In January 2015, the U.S. Department of Health and Human Services (HHS) granted Indiana a Section 1115 Demonstration Waiver to experiment with consumer driven Medicaid. The Healthy Indiana Plan (HIP) 2.0 combines a $2,500 high deductible with a Personal Responsibility and Wellness (POWER) Account, premiums, and copays. Described as “the most significant departure from traditional Medicaid ever approved,” Indiana claims that the POWER Account, the signature feature of HIP 2.0, is “similar to a health savings account (HSA)” and encourages members to be more cost-conscious consumers, helps familiarize members with how commercial health insurance works, and encourages continuous Medicaid enrollment.

This article explains how and why POWER Accounts and HIP 2.0 fail on all counts: The POWER Account does not encourage members to comparison shop and be more cost-conscious consumers. Neither does it help educate Medicaid enrollees about how commercial insurance works because the POWER Account is nothing like a commercial HSA. Most troubling, though, POWER Account premiums create significant barriers to Medicaid coverage. Nearly 60,000 Hoosiers have lost Medicaid coverage because of missed POWER Account premiums and another 300,000 have been moved to more costly, less comprehensive Medicaid plans because of their inability to meet the POWER Account premium requirement.
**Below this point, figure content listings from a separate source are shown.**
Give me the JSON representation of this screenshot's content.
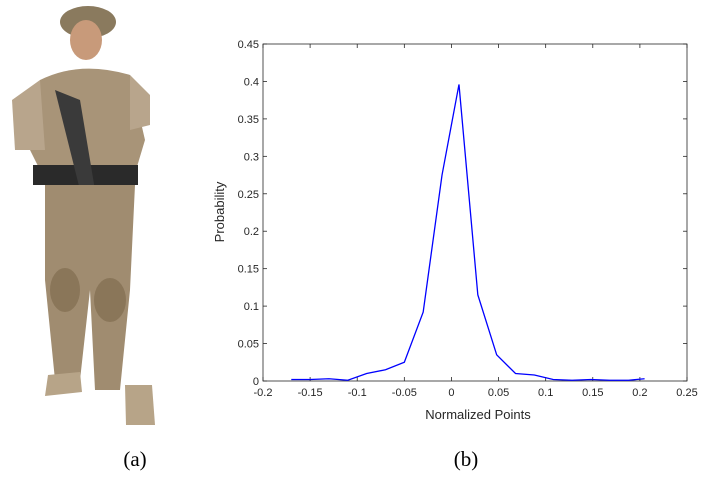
{
  "captions": [
    "(a)",
    "(b)"
  ],
  "chart_data": {
    "type": "line",
    "xlabel": "Normalized Points",
    "ylabel": "Probability",
    "x": [
      -0.17,
      -0.15,
      -0.13,
      -0.11,
      -0.09,
      -0.07,
      -0.05,
      -0.03,
      -0.01,
      0.008,
      0.028,
      0.048,
      0.068,
      0.088,
      0.108,
      0.128,
      0.148,
      0.168,
      0.188,
      0.205
    ],
    "series": [
      {
        "color": "#0000ff",
        "values": [
          0.002,
          0.002,
          0.003,
          0.001,
          0.01,
          0.015,
          0.025,
          0.092,
          0.275,
          0.396,
          0.115,
          0.035,
          0.01,
          0.008,
          0.002,
          0.001,
          0.002,
          0.001,
          0.001,
          0.003
        ]
      }
    ],
    "xlim": [
      -0.2,
      0.25
    ],
    "ylim": [
      0,
      0.45
    ],
    "xticks": [
      -0.2,
      -0.15,
      -0.1,
      -0.05,
      0,
      0.05,
      0.1,
      0.15,
      0.2,
      0.25
    ],
    "yticks": [
      0,
      0.05,
      0.1,
      0.15,
      0.2,
      0.25,
      0.3,
      0.35,
      0.4,
      0.45
    ]
  }
}
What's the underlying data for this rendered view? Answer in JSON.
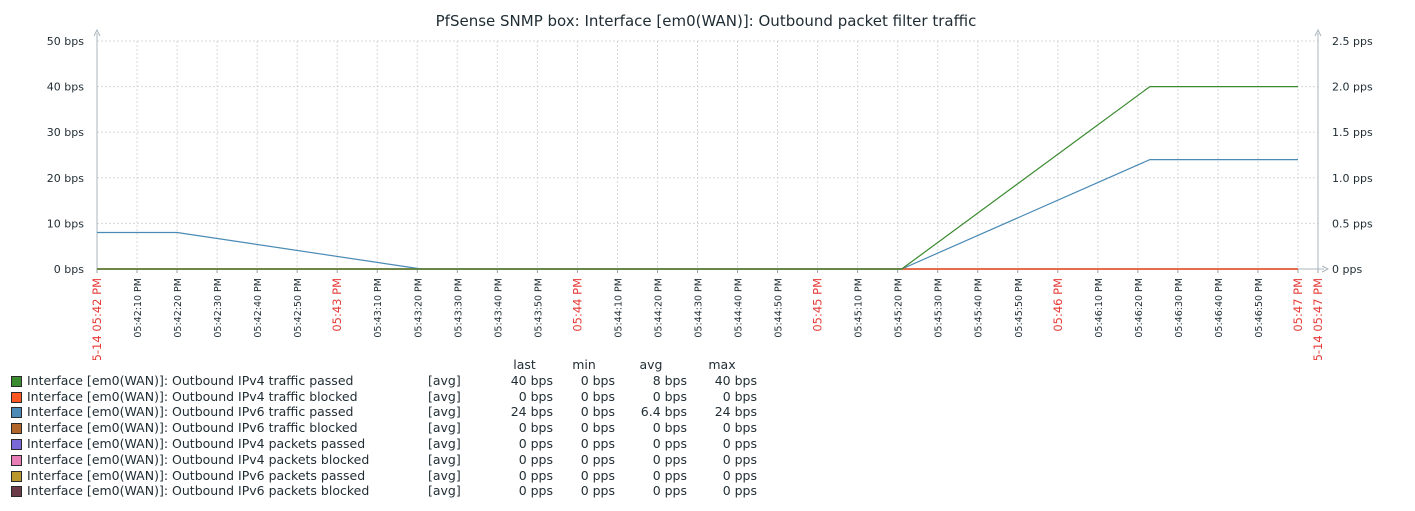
{
  "chart_data": {
    "type": "line",
    "title": "PfSense SNMP box: Interface [em0(WAN)]: Outbound packet filter traffic",
    "grid": true,
    "y_left": {
      "unit": "bps",
      "range": [
        0,
        50
      ],
      "ticks": [
        "0 bps",
        "10 bps",
        "20 bps",
        "30 bps",
        "40 bps",
        "50 bps"
      ]
    },
    "y_right": {
      "unit": "pps",
      "range": [
        0,
        2.5
      ],
      "ticks": [
        "0 pps",
        "0.5 pps",
        "1.0 pps",
        "1.5 pps",
        "2.0 pps",
        "2.5 pps"
      ]
    },
    "x_range_seconds": [
      0,
      300
    ],
    "x_ticks": [
      {
        "t": 0,
        "label": "05-14 05:42 PM",
        "highlight": true
      },
      {
        "t": 10,
        "label": "05:42:10 PM",
        "highlight": false
      },
      {
        "t": 20,
        "label": "05:42:20 PM",
        "highlight": false
      },
      {
        "t": 30,
        "label": "05:42:30 PM",
        "highlight": false
      },
      {
        "t": 40,
        "label": "05:42:40 PM",
        "highlight": false
      },
      {
        "t": 50,
        "label": "05:42:50 PM",
        "highlight": false
      },
      {
        "t": 60,
        "label": "05:43 PM",
        "highlight": true
      },
      {
        "t": 70,
        "label": "05:43:10 PM",
        "highlight": false
      },
      {
        "t": 80,
        "label": "05:43:20 PM",
        "highlight": false
      },
      {
        "t": 90,
        "label": "05:43:30 PM",
        "highlight": false
      },
      {
        "t": 100,
        "label": "05:43:40 PM",
        "highlight": false
      },
      {
        "t": 110,
        "label": "05:43:50 PM",
        "highlight": false
      },
      {
        "t": 120,
        "label": "05:44 PM",
        "highlight": true
      },
      {
        "t": 130,
        "label": "05:44:10 PM",
        "highlight": false
      },
      {
        "t": 140,
        "label": "05:44:20 PM",
        "highlight": false
      },
      {
        "t": 150,
        "label": "05:44:30 PM",
        "highlight": false
      },
      {
        "t": 160,
        "label": "05:44:40 PM",
        "highlight": false
      },
      {
        "t": 170,
        "label": "05:44:50 PM",
        "highlight": false
      },
      {
        "t": 180,
        "label": "05:45 PM",
        "highlight": true
      },
      {
        "t": 190,
        "label": "05:45:10 PM",
        "highlight": false
      },
      {
        "t": 200,
        "label": "05:45:20 PM",
        "highlight": false
      },
      {
        "t": 210,
        "label": "05:45:30 PM",
        "highlight": false
      },
      {
        "t": 220,
        "label": "05:45:40 PM",
        "highlight": false
      },
      {
        "t": 230,
        "label": "05:45:50 PM",
        "highlight": false
      },
      {
        "t": 240,
        "label": "05:46 PM",
        "highlight": true
      },
      {
        "t": 250,
        "label": "05:46:10 PM",
        "highlight": false
      },
      {
        "t": 260,
        "label": "05:46:20 PM",
        "highlight": false
      },
      {
        "t": 270,
        "label": "05:46:30 PM",
        "highlight": false
      },
      {
        "t": 280,
        "label": "05:46:40 PM",
        "highlight": false
      },
      {
        "t": 290,
        "label": "05:46:50 PM",
        "highlight": false
      },
      {
        "t": 300,
        "label": "05:47 PM",
        "highlight": true
      },
      {
        "t": 305,
        "label": "05-14 05:47 PM",
        "highlight": true
      }
    ],
    "series": [
      {
        "name": "Interface [em0(WAN)]: Outbound IPv4 traffic passed",
        "color": "#3a8a2f",
        "axis": "left",
        "x": [
          0,
          201,
          263,
          300
        ],
        "y": [
          0,
          0,
          40,
          40
        ]
      },
      {
        "name": "Interface [em0(WAN)]: Outbound IPv4 traffic blocked",
        "color": "#ff5722",
        "axis": "left",
        "x": [
          0,
          300
        ],
        "y": [
          0,
          0
        ]
      },
      {
        "name": "Interface [em0(WAN)]: Outbound IPv6 traffic passed",
        "color": "#4a8ab5",
        "axis": "left",
        "x": [
          0,
          20,
          81,
          201,
          263,
          300
        ],
        "y": [
          8,
          8,
          0,
          0,
          24,
          24
        ]
      },
      {
        "name": "Interface [em0(WAN)]: Outbound IPv6 traffic blocked",
        "color": "#b0652a",
        "axis": "left",
        "x": [
          0,
          300
        ],
        "y": [
          0,
          0
        ]
      },
      {
        "name": "Interface [em0(WAN)]: Outbound IPv4 packets passed",
        "color": "#7b68d8",
        "axis": "right",
        "x": [
          0,
          300
        ],
        "y": [
          0,
          0
        ]
      },
      {
        "name": "Interface [em0(WAN)]: Outbound IPv4 packets blocked",
        "color": "#e87cb4",
        "axis": "right",
        "x": [
          0,
          300
        ],
        "y": [
          0,
          0
        ]
      },
      {
        "name": "Interface [em0(WAN)]: Outbound IPv6 packets passed",
        "color": "#b8982e",
        "axis": "right",
        "x": [
          0,
          300
        ],
        "y": [
          0,
          0
        ]
      },
      {
        "name": "Interface [em0(WAN)]: Outbound IPv6 packets blocked",
        "color": "#6b3a48",
        "axis": "right",
        "x": [
          0,
          300
        ],
        "y": [
          0,
          0
        ]
      }
    ]
  },
  "legend": {
    "headers": {
      "last": "last",
      "min": "min",
      "avg": "avg",
      "max": "max"
    },
    "rows": [
      {
        "name": "Interface [em0(WAN)]: Outbound IPv4 traffic passed",
        "fn": "[avg]",
        "last": "40 bps",
        "min": "0 bps",
        "avg": "8 bps",
        "max": "40 bps",
        "color": "#3a8a2f"
      },
      {
        "name": "Interface [em0(WAN)]: Outbound IPv4 traffic blocked",
        "fn": "[avg]",
        "last": "0 bps",
        "min": "0 bps",
        "avg": "0 bps",
        "max": "0 bps",
        "color": "#ff5722"
      },
      {
        "name": "Interface [em0(WAN)]: Outbound IPv6 traffic passed",
        "fn": "[avg]",
        "last": "24 bps",
        "min": "0 bps",
        "avg": "6.4 bps",
        "max": "24 bps",
        "color": "#4a8ab5"
      },
      {
        "name": "Interface [em0(WAN)]: Outbound IPv6 traffic blocked",
        "fn": "[avg]",
        "last": "0 bps",
        "min": "0 bps",
        "avg": "0 bps",
        "max": "0 bps",
        "color": "#b0652a"
      },
      {
        "name": "Interface [em0(WAN)]: Outbound IPv4 packets passed",
        "fn": "[avg]",
        "last": "0 pps",
        "min": "0 pps",
        "avg": "0 pps",
        "max": "0 pps",
        "color": "#7b68d8"
      },
      {
        "name": "Interface [em0(WAN)]: Outbound IPv4 packets blocked",
        "fn": "[avg]",
        "last": "0 pps",
        "min": "0 pps",
        "avg": "0 pps",
        "max": "0 pps",
        "color": "#e87cb4"
      },
      {
        "name": "Interface [em0(WAN)]: Outbound IPv6 packets passed",
        "fn": "[avg]",
        "last": "0 pps",
        "min": "0 pps",
        "avg": "0 pps",
        "max": "0 pps",
        "color": "#b8982e"
      },
      {
        "name": "Interface [em0(WAN)]: Outbound IPv6 packets blocked",
        "fn": "[avg]",
        "last": "0 pps",
        "min": "0 pps",
        "avg": "0 pps",
        "max": "0 pps",
        "color": "#6b3a48"
      }
    ]
  }
}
HHS used its authority under Section 1115 of the Social Security Act to grant Indiana a waiver to conduct HIP 2.0 as an “experimental, pilot, or demonstration” project likely to promote the objectives of the Medicaid Act. HHS was wrong. Consumer driven Medicaid does not promote the objectives of the Medicaid Act. Indiana’s HIP 2.0 waiver experiment proves that consumer driven Medicaid suppresses enrollment by creating administrative and financial barriers to coverage.